The following paragraphs shall be inserted into Section 10(c) of the Advisory Agreement:
 
"(vii) The Master Fund is an "eligible contract participant" as that term is defined in Section 1(a)(12) of the Commodity Exchange Act, as amended. The Master Fund is aware that it is exposed to losses with respect to OTC trades which may be unlimited and which, with respect to OTC trades that are options, could include the loss of its entire investment in such option. Accordingly, each time the Trading Advisor enters into an OTC trade on behalf of the Master Fund, the Master Fund will have the financial ability to bear the economic risk of such OTC trade, and adequate means to provide for its current needs and personal or other contingencies.

 

 

(viii) The Master Fund acknowledges that OTC trades entered into between the Master Fund and a Manager Designated PB or a TA Designated PB will not be registered under the Securities Act of 1933, as amended (the "Securities Act"), or under the securities laws of any state; that no federal or state agency has passed upon any prospective OTC trade or made any finding or determination as to the fairness of any OTC trade; and that the offer of and entry into OTC trades is intended to be exempt from registration under the Securities Act. The Master Fund represents that with respect to any OTC trade entered into between a Manager Designated PB or a TA Designated PB and the Master Fund, or any portion thereof, that may constitute a "security" under the Securities Act (a "Derivative Security") the Master Fund will acquire its interest in Derivative Securities for its own account for investment and not with a view to, or in connection with, any distribution of such interests, and that the Master Fund will not sell or otherwise transfer a Derivative Security without registration under the Securities Act or an exemption therefrom.
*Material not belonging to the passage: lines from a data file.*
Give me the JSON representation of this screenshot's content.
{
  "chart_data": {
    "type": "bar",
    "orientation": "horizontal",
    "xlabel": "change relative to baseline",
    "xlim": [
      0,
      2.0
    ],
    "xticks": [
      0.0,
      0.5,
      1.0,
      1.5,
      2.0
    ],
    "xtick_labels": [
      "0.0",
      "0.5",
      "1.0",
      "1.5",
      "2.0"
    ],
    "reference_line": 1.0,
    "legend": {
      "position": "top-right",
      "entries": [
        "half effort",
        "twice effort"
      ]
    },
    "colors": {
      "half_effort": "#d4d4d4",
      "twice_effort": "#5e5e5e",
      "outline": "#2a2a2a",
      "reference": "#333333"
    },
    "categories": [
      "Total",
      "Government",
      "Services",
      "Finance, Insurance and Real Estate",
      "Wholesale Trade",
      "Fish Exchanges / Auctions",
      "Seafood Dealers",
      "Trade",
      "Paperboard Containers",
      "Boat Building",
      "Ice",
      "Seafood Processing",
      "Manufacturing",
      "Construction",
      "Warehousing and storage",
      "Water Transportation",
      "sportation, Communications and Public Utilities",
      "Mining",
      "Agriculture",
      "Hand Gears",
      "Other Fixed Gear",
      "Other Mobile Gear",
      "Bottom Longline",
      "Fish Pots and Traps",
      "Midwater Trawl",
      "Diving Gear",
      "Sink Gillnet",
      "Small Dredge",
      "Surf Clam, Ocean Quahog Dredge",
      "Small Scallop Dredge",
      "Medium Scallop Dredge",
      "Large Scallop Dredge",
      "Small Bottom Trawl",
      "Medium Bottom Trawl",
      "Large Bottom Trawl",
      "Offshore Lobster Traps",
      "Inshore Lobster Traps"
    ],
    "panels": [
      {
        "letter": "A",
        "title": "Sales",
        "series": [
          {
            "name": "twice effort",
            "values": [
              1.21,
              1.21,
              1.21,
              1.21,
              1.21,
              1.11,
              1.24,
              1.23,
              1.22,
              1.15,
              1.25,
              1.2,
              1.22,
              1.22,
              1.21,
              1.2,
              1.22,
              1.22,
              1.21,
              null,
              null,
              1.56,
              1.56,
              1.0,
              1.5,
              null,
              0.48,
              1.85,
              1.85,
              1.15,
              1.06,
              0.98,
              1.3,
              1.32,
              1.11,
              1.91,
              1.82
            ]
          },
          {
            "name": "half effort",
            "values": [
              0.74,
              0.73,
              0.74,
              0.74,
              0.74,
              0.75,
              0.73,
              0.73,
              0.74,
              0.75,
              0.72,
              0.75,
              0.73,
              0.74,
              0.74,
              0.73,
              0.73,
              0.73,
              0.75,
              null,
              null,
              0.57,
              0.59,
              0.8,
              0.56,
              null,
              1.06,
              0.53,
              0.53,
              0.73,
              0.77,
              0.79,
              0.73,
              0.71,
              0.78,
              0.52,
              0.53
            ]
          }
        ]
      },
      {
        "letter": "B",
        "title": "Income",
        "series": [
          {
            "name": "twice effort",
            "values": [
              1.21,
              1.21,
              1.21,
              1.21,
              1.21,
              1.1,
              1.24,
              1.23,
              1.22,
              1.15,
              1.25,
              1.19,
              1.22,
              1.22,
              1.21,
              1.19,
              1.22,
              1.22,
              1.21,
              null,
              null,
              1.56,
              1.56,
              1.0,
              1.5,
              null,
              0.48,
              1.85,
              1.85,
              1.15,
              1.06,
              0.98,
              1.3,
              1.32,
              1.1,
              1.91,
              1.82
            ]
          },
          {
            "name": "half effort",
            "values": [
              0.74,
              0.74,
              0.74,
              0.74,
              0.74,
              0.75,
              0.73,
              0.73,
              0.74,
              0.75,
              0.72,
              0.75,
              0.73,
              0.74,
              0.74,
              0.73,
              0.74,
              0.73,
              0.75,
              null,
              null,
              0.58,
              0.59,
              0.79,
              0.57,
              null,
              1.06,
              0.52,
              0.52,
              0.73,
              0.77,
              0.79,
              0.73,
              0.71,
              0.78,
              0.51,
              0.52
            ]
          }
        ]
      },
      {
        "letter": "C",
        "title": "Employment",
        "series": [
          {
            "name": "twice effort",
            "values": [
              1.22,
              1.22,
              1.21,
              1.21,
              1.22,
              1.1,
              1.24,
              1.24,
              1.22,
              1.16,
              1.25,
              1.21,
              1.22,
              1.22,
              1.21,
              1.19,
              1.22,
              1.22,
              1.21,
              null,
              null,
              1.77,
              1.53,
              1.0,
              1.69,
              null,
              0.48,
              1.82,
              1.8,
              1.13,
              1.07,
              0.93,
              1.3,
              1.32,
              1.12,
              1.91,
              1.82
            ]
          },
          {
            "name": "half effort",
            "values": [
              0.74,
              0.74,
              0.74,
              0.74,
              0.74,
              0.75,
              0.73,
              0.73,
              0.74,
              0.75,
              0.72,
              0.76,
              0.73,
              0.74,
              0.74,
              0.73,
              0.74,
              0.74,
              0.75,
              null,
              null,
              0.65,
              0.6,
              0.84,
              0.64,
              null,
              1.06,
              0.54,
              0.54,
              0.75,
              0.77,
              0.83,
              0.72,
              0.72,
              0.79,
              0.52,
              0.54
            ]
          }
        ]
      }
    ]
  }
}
The Master Fund is an "accredited investor" as that term is defined in Rule 501 under the Securities Act. Notwithstanding this paragraph (viii), the Master Fund's acknowledgements and assurances herein are made without prejudice to the terms of Section 2 of the Advisory Agreement and shall not be construed as implying any agreement or intent on the part of the Master Fund to enter into any Transaction that may constitute a Derivative Security or that is not otherwise expressly authorized in accordance with the terms of the Advisory Agreement"
 
3.
Appendix A is hereby amended by deleting the words "[LIST CONTRACT TYPES]" and inserting the following: "Deliverable and non-deliverable OTC FX forward and spot transactions."
 
4.
Except as specifically amended hereto, the Advisory Agreement is and shall continue to be in full force and effect and is hereby in all respects ratified and confirmed.
 
5.
The governing law, counterparties, method of execution, rules of interpretation, notice and other procedural provisions set forth in the Advisory Agreement shall be equally applicable to this Amendment.
 
6.
All parties represent and warrant each with respect to itself only that, they have taken all action required to be taken in order to authorize and effect this Amendment. This Amendment constitutes a legal, valid and binding and enforceable obligation of the respective parties.
 
7.
Upon the effectiveness of this Amendment, the parties hereby reaffirm all representations and warranties made in the Advisory Agreement as amended hereby, and certify that all such representations and warranties are true and correct in all respects on and as of the date hereof.